As the majority of conflicts today are of a non-international character, the regulation of these conflicts has become a crucial issue. Article 3 is a central provision of the Conventions on these conflicts and the new Commentary provides a comprehensive interpretation of all the aspects of this "mini Convention". These include its scope of application, the requirement of humane treatment, the care for the wounded and sick, humanitarian activities, and criminal aspects and compliance. But it also deals with pressing topics such as sexual violence and non-refoulement, which is the prohibition of sending people back to countries where their lives could be in danger.
What other developments do the Commentaries take into account?
A good example is the way the protection of women is addressed. The reference in the original Commentary to women as "weaker than oneself and whose honour and modesty call for respect" would no longer be considered appropriate. Of course, the original Commentaries were a product of the social and historical context of the time. Today, however, there is a deeper understanding that women, men, girls and boys have specific needs and capacities linked to the different ways armed conflict may affect them. The new Commentary reflects the social and international legal developments in relation to equality of the sexes.

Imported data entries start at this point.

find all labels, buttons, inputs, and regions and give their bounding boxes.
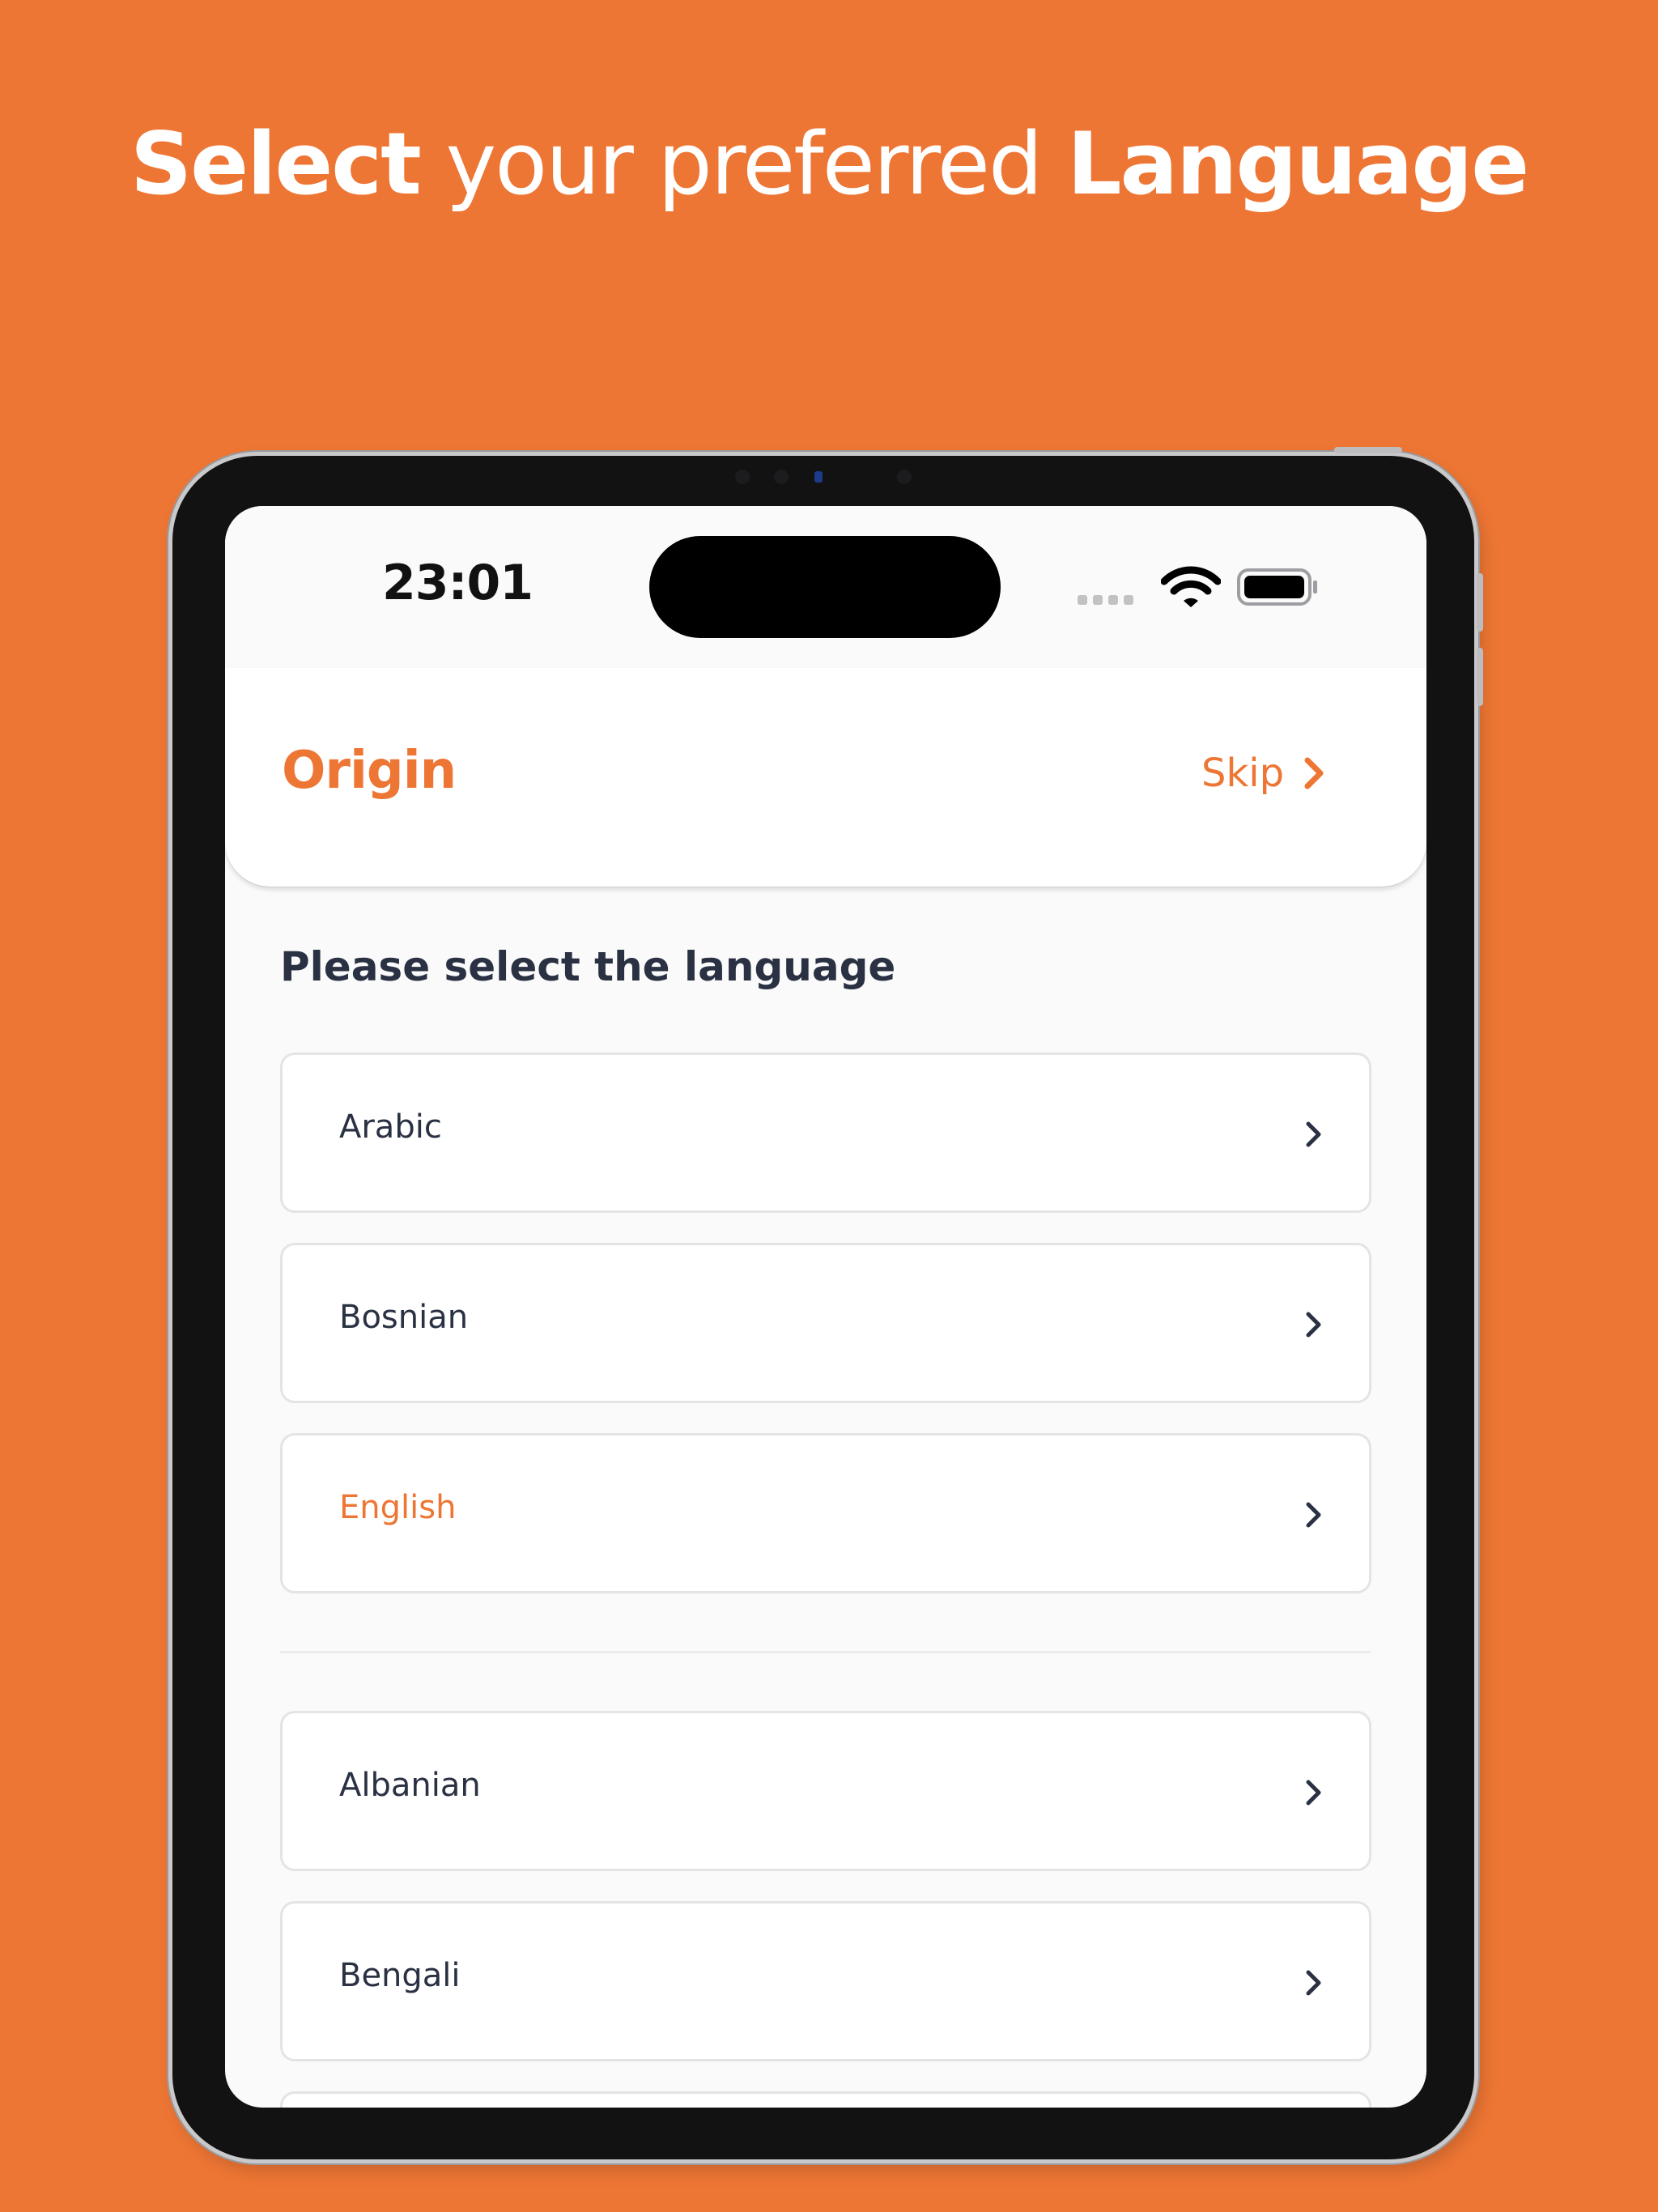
dynamic-island <box>649 536 1001 638</box>
language-label: Albanian <box>339 1767 481 1804</box>
status-time: 23:01 <box>382 555 534 611</box>
chevron-right-icon <box>1306 1780 1321 1806</box>
section-title: Please select the language <box>280 943 896 990</box>
skip-button-label: Skip <box>1201 751 1285 796</box>
language-item-bosnian[interactable]: Bosnian <box>280 1243 1371 1403</box>
battery-icon <box>1237 568 1317 606</box>
headline-bold-language: Language <box>1066 114 1529 214</box>
app-header: Origin Skip <box>225 668 1426 887</box>
language-item-bengali[interactable]: Bengali <box>280 1901 1371 2061</box>
headline-bold-select: Select <box>130 114 422 214</box>
language-item-albanian[interactable]: Albanian <box>280 1711 1371 1871</box>
skip-button[interactable]: Skip <box>1201 751 1324 796</box>
device-top-button <box>1334 447 1402 453</box>
wifi-icon <box>1161 566 1221 607</box>
device-volume-down-button <box>1477 648 1483 706</box>
chevron-right-icon <box>1306 1312 1321 1338</box>
cellular-signal-icon <box>1078 595 1133 605</box>
language-label: Arabic <box>339 1108 442 1146</box>
device-sensor-dot <box>735 470 750 484</box>
device-sensor-dot <box>774 470 789 484</box>
device-camera-icon <box>814 471 823 483</box>
language-item-arabic[interactable]: Arabic <box>280 1053 1371 1213</box>
language-item-partial[interactable] <box>280 2091 1371 2108</box>
app-screen: 23:01 Origin Skip Please select the lang… <box>225 506 1426 2108</box>
status-bar: 23:01 <box>225 506 1426 668</box>
language-item-english[interactable]: English <box>280 1433 1371 1593</box>
headline-text: your preferred <box>419 114 1067 214</box>
language-label: Bosnian <box>339 1299 469 1336</box>
chevron-right-icon <box>1304 757 1324 789</box>
device-sensor-dot <box>897 470 912 484</box>
chevron-right-icon <box>1306 1970 1321 1996</box>
chevron-right-icon <box>1306 1502 1321 1528</box>
chevron-right-icon <box>1306 1121 1321 1147</box>
device-volume-up-button <box>1477 573 1483 632</box>
promo-headline: Select your preferred Language <box>0 104 1658 225</box>
language-label: English <box>339 1489 457 1526</box>
app-title: Origin <box>282 741 457 801</box>
list-divider <box>280 1651 1371 1653</box>
language-label: Bengali <box>339 1957 461 1994</box>
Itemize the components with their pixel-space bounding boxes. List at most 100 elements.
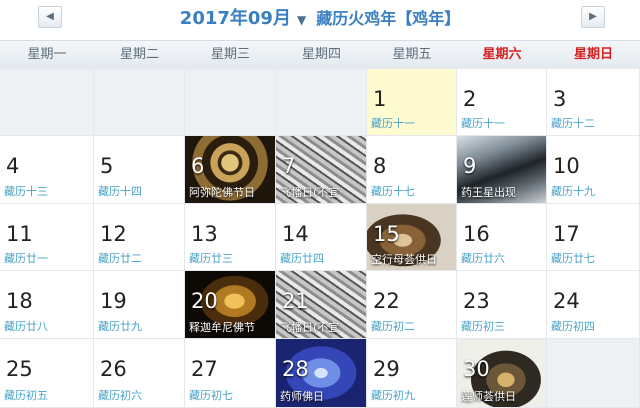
day-number: 12 bbox=[100, 222, 127, 246]
weekday-label: 星期五 bbox=[392, 47, 432, 62]
tibetan-date-label: 藏历廿一 bbox=[4, 252, 48, 265]
empty-day-cell bbox=[547, 339, 640, 408]
festival-day-cell[interactable]: 7 飞幡日(不宜 bbox=[276, 136, 367, 204]
day-cell[interactable]: 16 藏历廿六 bbox=[457, 204, 547, 271]
festival-label: 莲师荟供日 bbox=[461, 390, 516, 403]
festival-label: 释迦牟尼佛节 bbox=[189, 321, 255, 334]
empty-day-cell bbox=[276, 69, 367, 136]
weekday-header-row: 星期一 星期二 星期三 星期四 星期五 星期六 星期日 bbox=[0, 40, 640, 70]
day-number: 20 bbox=[191, 289, 218, 313]
day-number: 3 bbox=[553, 87, 567, 111]
weekday-label: 星期二 bbox=[119, 47, 159, 62]
tibetan-date-label: 藏历十九 bbox=[551, 185, 595, 198]
lunar-year-label: 藏历火鸡年【鸡年】 bbox=[316, 9, 461, 28]
day-cell[interactable]: 2 藏历十一 bbox=[457, 69, 547, 136]
day-number: 1 bbox=[373, 87, 387, 111]
next-month-button[interactable]: ▶ bbox=[581, 6, 605, 28]
day-cell[interactable]: 25 藏历初五 bbox=[0, 339, 94, 408]
day-number: 4 bbox=[6, 154, 20, 178]
tibetan-date-label: 藏历初四 bbox=[551, 320, 595, 333]
day-number: 10 bbox=[553, 154, 580, 178]
empty-day-cell bbox=[185, 69, 276, 136]
day-number: 25 bbox=[6, 357, 33, 381]
day-cell[interactable]: 12 藏历廿二 bbox=[94, 204, 185, 271]
day-number: 23 bbox=[463, 289, 490, 313]
day-cell[interactable]: 11 藏历廿一 bbox=[0, 204, 94, 271]
day-number: 27 bbox=[191, 357, 218, 381]
day-number: 29 bbox=[373, 357, 400, 381]
day-cell[interactable]: 17 藏历廿七 bbox=[547, 204, 640, 271]
festival-day-cell[interactable]: 21 飞幡日(不宜 bbox=[276, 271, 367, 339]
day-cell[interactable]: 13 藏历廿三 bbox=[185, 204, 276, 271]
month-selector[interactable]: 2017年09月 bbox=[180, 8, 291, 29]
empty-day-cell bbox=[0, 69, 94, 136]
empty-day-cell bbox=[94, 69, 185, 136]
tibetan-date-label: 藏历初九 bbox=[371, 389, 415, 402]
day-number: 16 bbox=[463, 222, 490, 246]
tibetan-date-label: 藏历廿九 bbox=[98, 320, 142, 333]
arrow-right-icon: ▶ bbox=[589, 11, 597, 22]
festival-day-cell[interactable]: 28 药师佛日 bbox=[276, 339, 367, 408]
festival-day-cell[interactable]: 6 阿弥陀佛节日 bbox=[185, 136, 276, 204]
day-cell[interactable]: 29 藏历初九 bbox=[367, 339, 457, 408]
day-cell[interactable]: 19 藏历廿九 bbox=[94, 271, 185, 339]
festival-label: 药王星出现 bbox=[461, 186, 516, 199]
calendar-grid: 1 藏历十一 2 藏历十一 3 藏历十二 4 藏历十三 5 藏历十四 6 阿弥陀佛节日 7 飞幡日(不宜 8… bbox=[0, 69, 640, 408]
festival-label: 药师佛日 bbox=[280, 390, 324, 403]
tibetan-date-label: 藏历廿八 bbox=[4, 320, 48, 333]
day-cell[interactable]: 24 藏历初四 bbox=[547, 271, 640, 339]
day-cell[interactable]: 18 藏历廿八 bbox=[0, 271, 94, 339]
weekday-label: 星期三 bbox=[210, 47, 250, 62]
tibetan-date-label: 藏历十二 bbox=[551, 117, 595, 130]
day-cell[interactable]: 5 藏历十四 bbox=[94, 136, 185, 204]
tibetan-date-label: 藏历十七 bbox=[371, 185, 415, 198]
weekday-label: 星期一 bbox=[27, 47, 67, 62]
day-cell[interactable]: 14 藏历廿四 bbox=[276, 204, 367, 271]
tibetan-date-label: 藏历十一 bbox=[371, 117, 415, 130]
tibetan-date-label: 藏历初二 bbox=[371, 320, 415, 333]
today-cell[interactable]: 1 藏历十一 bbox=[367, 69, 457, 136]
tibetan-date-label: 藏历廿三 bbox=[189, 252, 233, 265]
day-number: 18 bbox=[6, 289, 33, 313]
tibetan-date-label: 藏历初七 bbox=[189, 389, 233, 402]
festival-day-cell[interactable]: 15 空行母荟供日 bbox=[367, 204, 457, 271]
tibetan-date-label: 藏历十三 bbox=[4, 185, 48, 198]
weekday-label: 星期六 bbox=[482, 47, 522, 62]
day-number: 15 bbox=[373, 222, 400, 246]
day-number: 9 bbox=[463, 154, 477, 178]
calendar-title: 2017年09月 ▼ 藏历火鸡年【鸡年】 bbox=[0, 4, 640, 30]
day-number: 5 bbox=[100, 154, 114, 178]
day-number: 21 bbox=[282, 289, 309, 313]
tibetan-date-label: 藏历廿七 bbox=[551, 252, 595, 265]
day-cell[interactable]: 22 藏历初二 bbox=[367, 271, 457, 339]
festival-label: 空行母荟供日 bbox=[371, 253, 437, 266]
day-cell[interactable]: 26 藏历初六 bbox=[94, 339, 185, 408]
festival-label: 飞幡日(不宜 bbox=[280, 186, 340, 199]
tibetan-date-label: 藏历十一 bbox=[461, 117, 505, 130]
tibetan-date-label: 藏历初六 bbox=[98, 389, 142, 402]
day-number: 28 bbox=[282, 357, 309, 381]
weekday-label: 星期日 bbox=[573, 47, 613, 62]
day-cell[interactable]: 3 藏历十二 bbox=[547, 69, 640, 136]
festival-day-cell[interactable]: 20 释迦牟尼佛节 bbox=[185, 271, 276, 339]
dropdown-arrow-icon[interactable]: ▼ bbox=[297, 13, 306, 27]
day-cell[interactable]: 23 藏历初三 bbox=[457, 271, 547, 339]
day-number: 30 bbox=[463, 357, 490, 381]
tibetan-date-label: 藏历初五 bbox=[4, 389, 48, 402]
day-number: 24 bbox=[553, 289, 580, 313]
festival-label: 飞幡日(不宜 bbox=[280, 321, 340, 334]
festival-day-cell[interactable]: 9 药王星出现 bbox=[457, 136, 547, 204]
day-cell[interactable]: 27 藏历初七 bbox=[185, 339, 276, 408]
weekday-label: 星期四 bbox=[301, 47, 341, 62]
tibetan-date-label: 藏历十四 bbox=[98, 185, 142, 198]
day-cell[interactable]: 8 藏历十七 bbox=[367, 136, 457, 204]
tibetan-date-label: 藏历廿四 bbox=[280, 252, 324, 265]
day-number: 11 bbox=[6, 222, 33, 246]
day-cell[interactable]: 10 藏历十九 bbox=[547, 136, 640, 204]
tibetan-date-label: 藏历廿六 bbox=[461, 252, 505, 265]
day-number: 26 bbox=[100, 357, 127, 381]
day-cell[interactable]: 4 藏历十三 bbox=[0, 136, 94, 204]
tibetan-date-label: 藏历廿二 bbox=[98, 252, 142, 265]
day-number: 6 bbox=[191, 154, 205, 178]
festival-day-cell[interactable]: 30 莲师荟供日 bbox=[457, 339, 547, 408]
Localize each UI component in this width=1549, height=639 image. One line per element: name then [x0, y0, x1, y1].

Do the new Commentaries take into account other areas of international law?
When the Geneva Conventions were adopted, many areas of international law were still in their infancy, such as human rights law, international criminal law and refugee law, but they have grown significantly in the meantime. These areas of law are complementary to humanitarian law as they all seek to provide protection to persons in need of it. Humanitarian law is not a self-contained body of law; there is a lot of communication with other areas of international law. Therefore, current interpretations offered in the new Commentaries take these developments in other areas into account whenever they are relevant for the interpretation of a Convention rule. There are also developments in other, more technical areas such as the law of treaties or the law on State responsibility which are also reflected in the new Commentaries.
On 22 March 2016, the ICRC hosted a panel for the Launch of the Updated Commentary on the First Geneva Convention. This livestreamed event offered the Commentaries' perspective on key humanitarian issues while showing their practical utility on the ground.